Le Journal de Tosa, suivi de Poèmes du Kokin-shū

Le Journal de Tosa, suivi de Poèmes du Kokin-shū

10 mai 2018 0 Par Mélanie

Auteur : Ki no Tsurayuki 紀貫之
Traduction : René Sieffert
Titre original : 土佐日記 Tosa Nikki
Éditeur : Verdier (première édition : Presses Orientales de France)
Parution japonaise :
Parution française : 3 mai 2018 (première édition française : 1993)
ISBN : 978-2-86432-977-0
Prix : 13,50€

La quatrième :

Le vingt et unième jour de la douzième lune de l’an quatre (soit en l’an 935), un gouverneur de la province de Tosa quitte sa résidence officielle pour regagner la capitale. Il lui faudra cinquante-cinq jours pour couvrir les 400 kilomètres qui séparent cet endroit, situé sur la côte méridionale de l’île de Shikoku, de l’actuelle Kyoto, la Ville par excellence. Ce gouverneur est le célèbre poète de ce temps, Ki no Tsurayuki.

Le voyage par mer est long, semé d’embûches, coupé de banquets dans les ports d’escale. Si les nuages sont bas, le vent trop violent, on reste à quai et l’on s’ennuie. Les femmes même et aussi les enfants, le capitaine du bateau, les visiteurs, tous mangent et boivent beaucoup, mais surtout écrivent et disent des poèmes.

C’est ce voyage que, audacieusement, Ki no Tsurayuki décrit dans la langue des femmes en prétendant être l’une d’elles, supercherie qui sera vite découverte .

Ki no Tsurayuki, né en 872 et mort en 946, est le plus illustre poète de son siècle.
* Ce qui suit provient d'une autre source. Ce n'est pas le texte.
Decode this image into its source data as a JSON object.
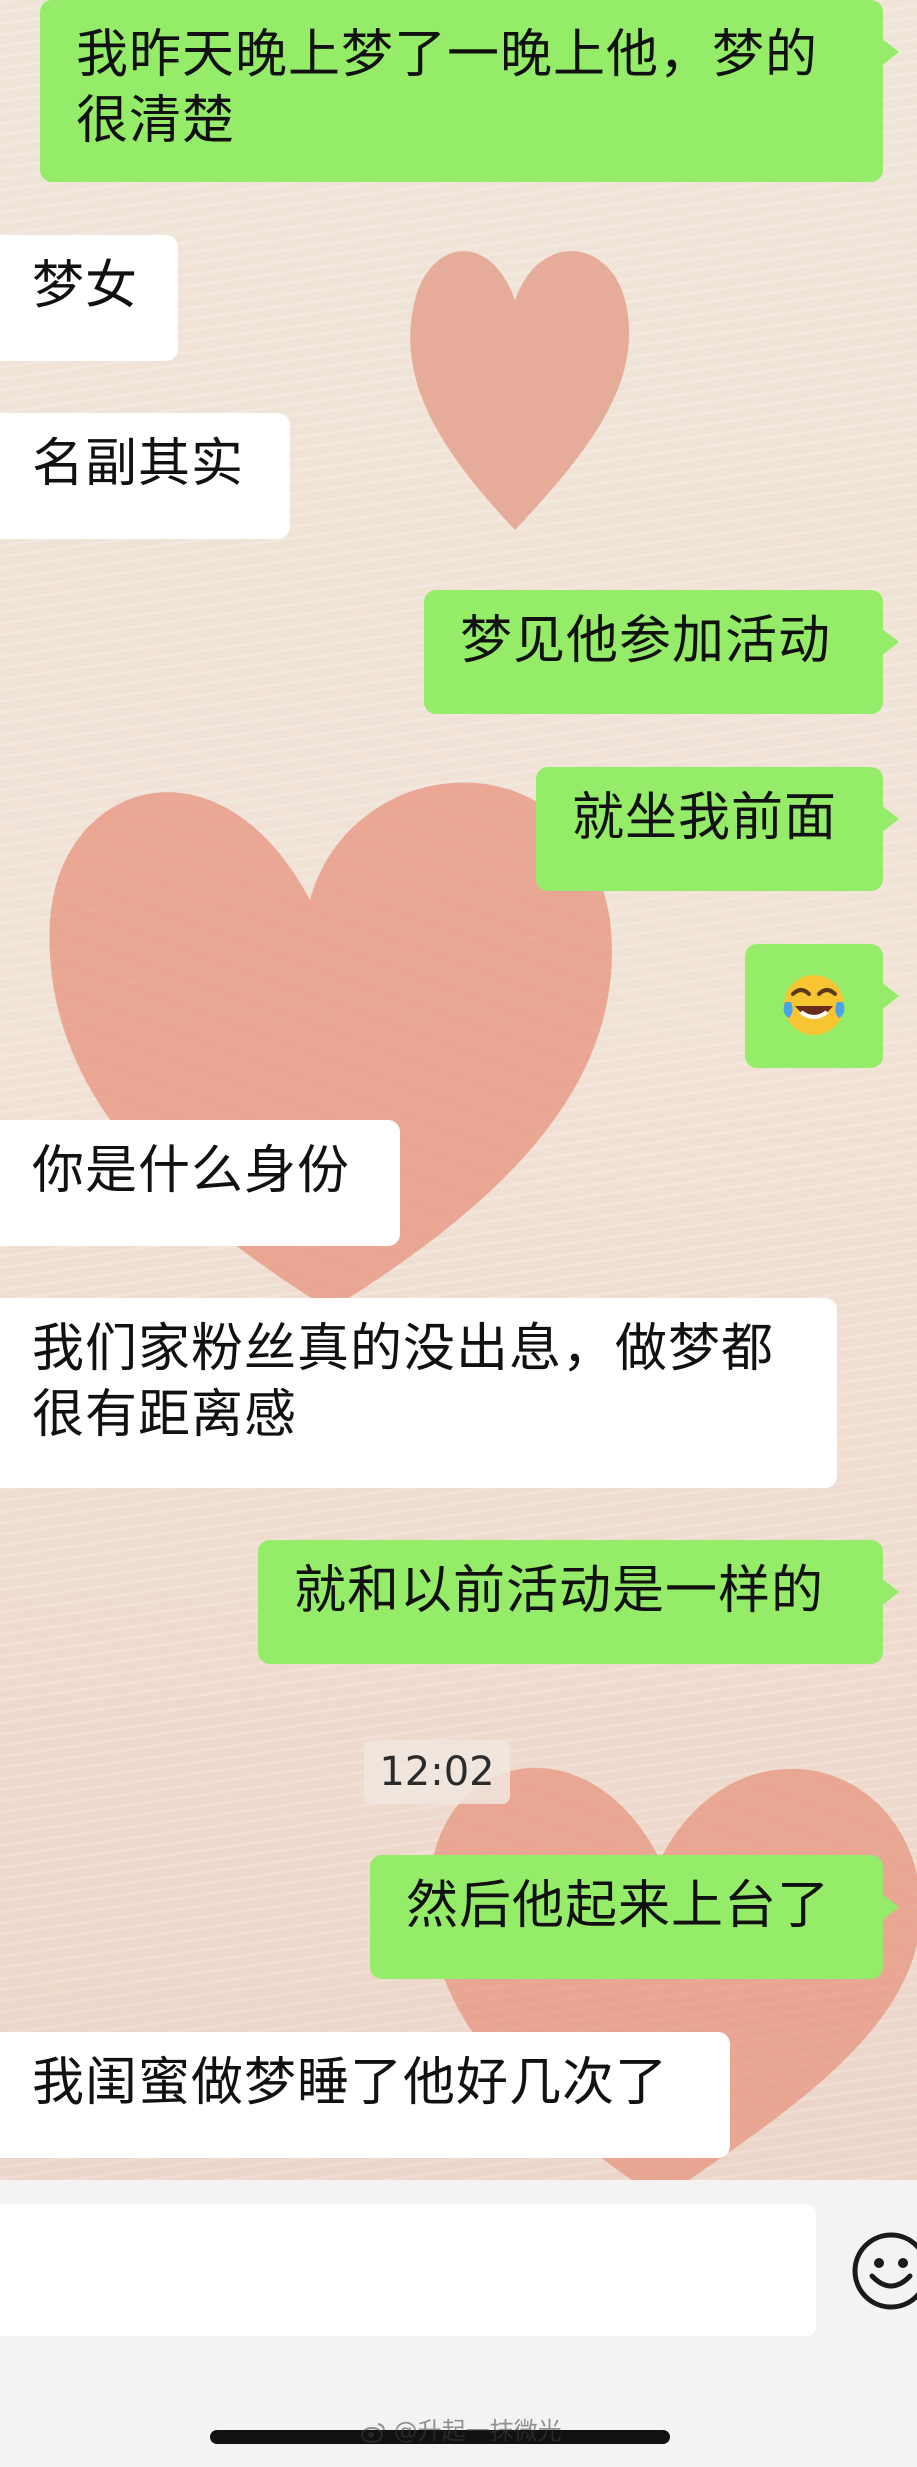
{
  "messages": [
    {
      "side": "out",
      "text": "我昨天晚上梦了一晚上他，梦的很清楚"
    },
    {
      "side": "in",
      "text": "梦女"
    },
    {
      "side": "in",
      "text": "名副其实"
    },
    {
      "side": "out",
      "text": "梦见他参加活动"
    },
    {
      "side": "out",
      "text": "就坐我前面"
    },
    {
      "side": "out",
      "emoji": "face-with-tears-of-joy"
    },
    {
      "side": "in",
      "text": "你是什么身份"
    },
    {
      "side": "in",
      "text": "我们家粉丝真的没出息，做梦都很有距离感"
    },
    {
      "side": "out",
      "text": "就和以前活动是一样的"
    },
    {
      "side": "out",
      "text": "然后他起来上台了"
    },
    {
      "side": "in",
      "text": "我闺蜜做梦睡了他好几次了"
    }
  ],
  "timestamp": "12:02",
  "watermark": "@升起一抹微光",
  "colors": {
    "outgoing_bubble": "#95ec69",
    "incoming_bubble": "#ffffff",
    "heart": "#e6907a"
  },
  "icons": {
    "input_emoji_button": "smiley-icon",
    "watermark_logo": "weibo-icon"
  }
}
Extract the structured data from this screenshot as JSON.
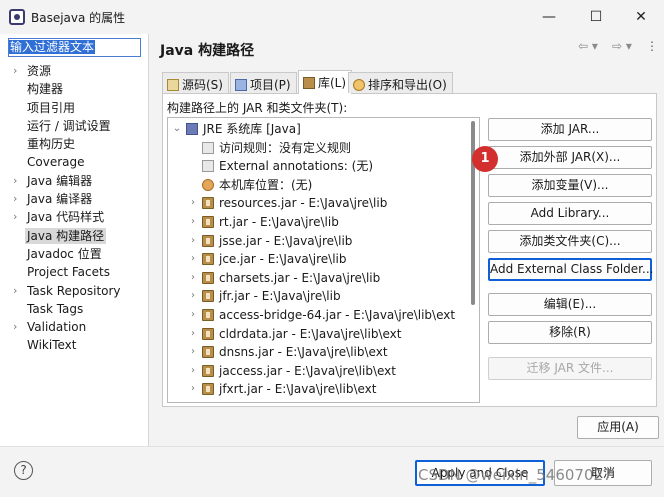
{
  "window": {
    "title": "Basejava 的属性"
  },
  "window_controls": {
    "minimize": "—",
    "maximize": "☐",
    "close": "✕"
  },
  "filter": {
    "value": "输入过滤器文本"
  },
  "nav": [
    {
      "label": "资源",
      "expandable": true
    },
    {
      "label": "构建器",
      "expandable": false
    },
    {
      "label": "项目引用",
      "expandable": false
    },
    {
      "label": "运行 / 调试设置",
      "expandable": false
    },
    {
      "label": "重构历史",
      "expandable": false
    },
    {
      "label": "Coverage",
      "expandable": false
    },
    {
      "label": "Java 编辑器",
      "expandable": true
    },
    {
      "label": "Java 编译器",
      "expandable": true
    },
    {
      "label": "Java 代码样式",
      "expandable": true
    },
    {
      "label": "Java 构建路径",
      "expandable": false,
      "selected": true
    },
    {
      "label": "Javadoc 位置",
      "expandable": false
    },
    {
      "label": "Project Facets",
      "expandable": false
    },
    {
      "label": "Task Repository",
      "expandable": true
    },
    {
      "label": "Task Tags",
      "expandable": false
    },
    {
      "label": "Validation",
      "expandable": true
    },
    {
      "label": "WikiText",
      "expandable": false
    }
  ],
  "page": {
    "title": "Java 构建路径",
    "history_back": "⇦ ▾",
    "history_forward": "⇨ ▾",
    "menu": "⋮"
  },
  "tabs": [
    {
      "label": "源码(S)",
      "active": false
    },
    {
      "label": "项目(P)",
      "active": false
    },
    {
      "label": "库(L)",
      "active": true
    },
    {
      "label": "排序和导出(O)",
      "active": false
    }
  ],
  "section_label": "构建路径上的 JAR 和类文件夹(T):",
  "tree": [
    {
      "label": "JRE 系统库 [Java]",
      "level": 0,
      "twisty": "⌄",
      "icon": "jre"
    },
    {
      "label": "访问规则：没有定义规则",
      "level": 1,
      "twisty": "",
      "icon": "small"
    },
    {
      "label": "External annotations:  (无)",
      "level": 1,
      "twisty": "",
      "icon": "small"
    },
    {
      "label": "本机库位置：(无)",
      "level": 1,
      "twisty": "",
      "icon": "native"
    },
    {
      "label": "resources.jar - E:\\Java\\jre\\lib",
      "level": 1,
      "twisty": "›",
      "icon": "jar"
    },
    {
      "label": "rt.jar - E:\\Java\\jre\\lib",
      "level": 1,
      "twisty": "›",
      "icon": "jar"
    },
    {
      "label": "jsse.jar - E:\\Java\\jre\\lib",
      "level": 1,
      "twisty": "›",
      "icon": "jar"
    },
    {
      "label": "jce.jar - E:\\Java\\jre\\lib",
      "level": 1,
      "twisty": "›",
      "icon": "jar"
    },
    {
      "label": "charsets.jar - E:\\Java\\jre\\lib",
      "level": 1,
      "twisty": "›",
      "icon": "jar"
    },
    {
      "label": "jfr.jar - E:\\Java\\jre\\lib",
      "level": 1,
      "twisty": "›",
      "icon": "jar"
    },
    {
      "label": "access-bridge-64.jar - E:\\Java\\jre\\lib\\ext",
      "level": 1,
      "twisty": "›",
      "icon": "jar"
    },
    {
      "label": "cldrdata.jar - E:\\Java\\jre\\lib\\ext",
      "level": 1,
      "twisty": "›",
      "icon": "jar"
    },
    {
      "label": "dnsns.jar - E:\\Java\\jre\\lib\\ext",
      "level": 1,
      "twisty": "›",
      "icon": "jar"
    },
    {
      "label": "jaccess.jar - E:\\Java\\jre\\lib\\ext",
      "level": 1,
      "twisty": "›",
      "icon": "jar"
    },
    {
      "label": "jfxrt.jar - E:\\Java\\jre\\lib\\ext",
      "level": 1,
      "twisty": "›",
      "icon": "jar"
    }
  ],
  "buttons": {
    "add_jar": "添加 JAR...",
    "add_external_jar": "添加外部 JAR(X)...",
    "add_variable": "添加变量(V)...",
    "add_library": "Add Library...",
    "add_class_folder": "添加类文件夹(C)...",
    "add_external_class_folder": "Add External Class Folder...",
    "edit": "编辑(E)...",
    "remove": "移除(R)",
    "migrate_jar": "迁移 JAR 文件..."
  },
  "badge": {
    "number": "1",
    "color": "#d32f2f"
  },
  "apply_button": "应用(A)",
  "footer": {
    "help": "?",
    "apply_close": "Apply and Close",
    "cancel": "取消"
  },
  "watermark": "CSDN @weixin_54607027",
  "colors": {
    "accent": "#0f5fd6",
    "selection": "#2f6fd6"
  }
}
Familier des souverains, on lui dit d’avoir imposé l’usage de la langue des femmes, le japonais, et non le chinois, langue administrative et officielle, dans la littérature japonaise.

Mon avis :

Incontournable de la littérature japonaise classique, le Journal de Tosa raconte le voyage du gouverneur de Tosa (lui-même !) vers la capitale de l’époque, Kyoto. Il y avait été muté en 930, et son retour se déroula entre 934 et 935. Bien que court (31 pages), son influence sur la littérature japonaise, voire sur le Japon tel qu’il est de nos jours, en contribuant à donner à la langue des femmes une place importante et décisive. C’est grâce à cet ouvrage que la littérature féminine prend son essor, offrant au monde le Dit du Genji, entre autres.

Le texte est parsemé de nombreux poèmes, issus d’adultes autant que d’enfants, critiqués par tous les voyageurs, mais néanmoins consignés par notre pseudo-narratrice. Chaque étape du voyage en est ponctuée, le départ, le sentiment de déchirement de la séparation, le deuil d’une enfant disparue prématurément, les intempéries, tout est prétexte à embrasser poétiquement l’instant. Ces poèmes donnent en fait toute la profondeur au texte, qui est un journal relativement classique, relançant météo, désagréments du voyage, ports d’étapes, offrandes aux dieux…

Ce texte est suivi par des poèmes du Kokin-shū 古今集 (connus également sous le terme de Kokin wakashū 古今和歌集), une compilation de waka ordonnée par l’empereur Daigo en 905, afin de montrer la grandeur de la littérature japonaise. Ki no Tsurayuki était un des compilateurs attitrés, c’est pourquoi nous trouvons là un florilège éclectique, dont je ne résiste pas à vous dévoiler certains :

Parfum de prunier

S’il se mêlait à la neige

tombée entre les arbres

ah qui donc saurait laquelle

Il conviendrait de cueillir

 

Du jour où mon cœur

sans couleur s’est imprégné

pour elle d’amour

j’ai le sentiment que plus

jamais il ne déteindra

 

Au vent qui souffle

sur le bord de la rivière

les grues des roseaux

semblent une vague blanche

qui n’aurait point déferlé

 

Une introduction vous donnera d’excellentes clefs de compréhension et de contextualisation, ce qui vous aidera sans doute si vous découvrez ce pan des lettres nipponnes. Ce Journal est un indispensable pour quiconque souhaiterait découvrir et appréhender la littérature classique japonaise, avant même découvrir les pages du Dit du Genji.